Samuel Douglas Taylor (February 27, 1933 – October 8, 2019) was an American professional baseball player, a Major League catcher who appeared in 473 games over six seasons from 1958 to 1963 for the Chicago Cubs, New York Mets, Cincinnati Reds and Cleveland Indians. Born in Woodruff, South Carolina, he left-handed-batting Taylor was listed as 6 ft 2 in tall and 185 lb.

After graduating from Woodruff High School, Taylor played one season (1950) in the Class D North Carolina State League. Then, he served in the United States Navy during the Korean Conflict.

==Baseball career==
===Chicago Cubs===
Signed by the Milwaukee Braves as a 23-year-old free agent in 1956, Taylor spent two full years in the Braves' farm system, then was traded with pitcher Taylor Phillips to the Cubs for outfielder Eddie Haas and pitchers Don Kaiser and Bob Rush on December 5, 1957. He made his big league debut on April 20, 1958 against the St. Louis Cardinals. Appearing as a pinch hitter for Gene Fodge, he drew a walk in his first plate appearance. Overall, Taylor appeared in 96 games in 1958, hitting .259 with 78 hits, six home runs and 36 RBI.

In 110 games in 1959, Taylor hit .269 with 13 home runs and 43 runs batted in in 110 games. His 13 intentional walks were the fourth most that season. Taylor was involved in a rather peculiar situation in a game on June 30 of that year, between the St. Louis Cardinals and Chicago Cubs. Stan Musial was at the plate, with a count of 3–1. Pitcher Bob Anderson's next pitch was errant, evading Taylor and rolling all the way to the backstop. Umpire Vic Delmore called ball four, however Anderson and Taylor contended that Musial foul tipped the ball. Because the ball was still in play, and because Delmore was embroiled in an argument with the catcher and pitcher, Musial took it upon himself to try for second base. Seeing that Musial was trying for second, Alvin Dark ran to the backstop to retrieve the ball. The ball wound up in the hands of field announcer Pat Pieper, but Dark ended up getting it back anyway. Absentmindedly, however, Delmore pulled out a new ball and gave it to Taylor. Anderson finally noticed that Musial was trying for second, took the new ball, and threw it to second baseman Tony Taylor. To Anderson's disappointment, the ball flew over Tony Taylor's head into the outfield. Dark, at the same time that Anderson threw the new ball, threw the original ball to shortstop Ernie Banks. Musial, though, did not see Dark's throw and only noticed Anderson's ball fly over the second baseman's head, so he tried to go to third base. On his way there, he was tagged by Banks, and after a delay he was ruled out.
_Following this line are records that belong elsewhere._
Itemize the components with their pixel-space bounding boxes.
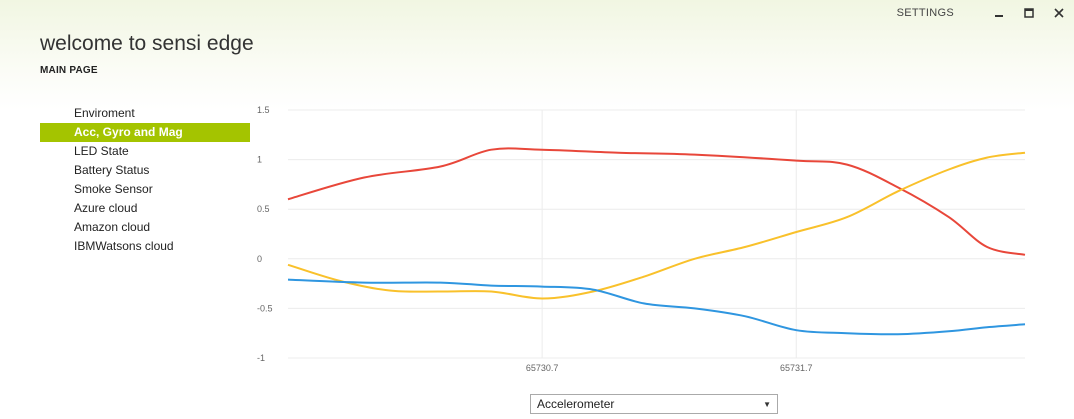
close-icon [1054, 8, 1064, 18]
y-tick-label: 1 [257, 155, 262, 165]
chevron-down-icon: ▼ [763, 399, 771, 409]
sidebar-nav: Enviroment Acc, Gyro and Mag LED State B… [40, 104, 250, 256]
maximize-icon [1024, 8, 1034, 18]
y-tick-label: 0.5 [257, 204, 270, 214]
sidebar-item-smoke-sensor[interactable]: Smoke Sensor [74, 182, 153, 196]
sidebar-item-amazon-cloud[interactable]: Amazon cloud [74, 220, 151, 234]
accelerometer-chart: 1.5 1 0.5 0 -0.5 -1 65730.7 65731.7 [257, 105, 1026, 373]
sidebar-item-acc-gyro-mag[interactable]: Acc, Gyro and Mag [40, 123, 250, 142]
minimize-icon [995, 15, 1003, 17]
y-tick-label: 0 [257, 254, 262, 264]
series-line-2 [287, 278, 1026, 336]
close-button[interactable] [1044, 0, 1074, 26]
minimize-button[interactable] [984, 0, 1014, 26]
y-tick-label: -1 [257, 353, 265, 363]
page-title: welcome to sensi edge [40, 32, 254, 55]
series-line-0 [287, 147, 1026, 256]
page-subtitle: MAIN PAGE [40, 65, 98, 76]
sensor-select[interactable]: Accelerometer ▼ [530, 394, 778, 414]
sidebar-item-enviroment[interactable]: Enviroment [74, 106, 135, 120]
titlebar: SETTINGS [897, 0, 1074, 26]
sidebar-item-ibmwatsons-cloud[interactable]: IBMWatsons cloud [74, 239, 174, 253]
x-tick-label: 65731.7 [780, 363, 813, 373]
maximize-button[interactable] [1014, 0, 1044, 26]
y-tick-label: 1.5 [257, 105, 270, 115]
x-tick-label: 65730.7 [526, 363, 559, 373]
sensor-select-value: Accelerometer [537, 397, 615, 411]
sidebar-item-battery-status[interactable]: Battery Status [74, 163, 150, 177]
sidebar-item-azure-cloud[interactable]: Azure cloud [74, 201, 138, 215]
y-tick-label: -0.5 [257, 303, 273, 313]
series-line-1 [287, 151, 1026, 300]
settings-link[interactable]: SETTINGS [896, 7, 954, 19]
sidebar-item-led-state[interactable]: LED State [74, 144, 129, 158]
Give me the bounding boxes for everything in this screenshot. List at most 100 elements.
Taylor slumped in 1960, hitting only .207 in 150 at-bats. He lost his starting catching role that year and played in only 74 games.

Taylor was the team's second most used catcher in 1961, behind Dick Bertell. In 1961, he hit .238 with eight home runs and 23 RBI in 235 at-bats (89 games).

===New York Mets===
Taylor began the 1962 season with the Cubs, hitting .133 in 15 at-bats with them. On April 26, he was traded to the Mets for outfielder Bobby Gene Smith. In 68 games with the Mets, he hit .222 with three home runs and 20 RBI. Overall, he hit .214 in 173 at-bats that season.

In 1963—his final season—Taylor played for three different teams. He began the year with the Mets and hit .257 in 41 at-bats with them.

===Cincinnati Reds and Cleveland Indians===
On July 1, he was traded with Charlie Neal to the Reds for another catcher, Jesse Gonder. He played in three games for the Reds, collecting no hits in six at-bats. On August 1, he was traded to the Indians for outfielder/catcher Gene Green. He amassed three hits in ten at-bats for the Indians. Overall, he hit .235 with no home runs and seven RBI in 51 at-bats. He played his final game on August 6.

Overall, Taylor played six years in the majors, hitting .245 with 309 hits, 47 doubles, nine triples, 33 home runs and 147 RBI in 473 games.

Sammy Taylor died October 8, 2019, aged 86.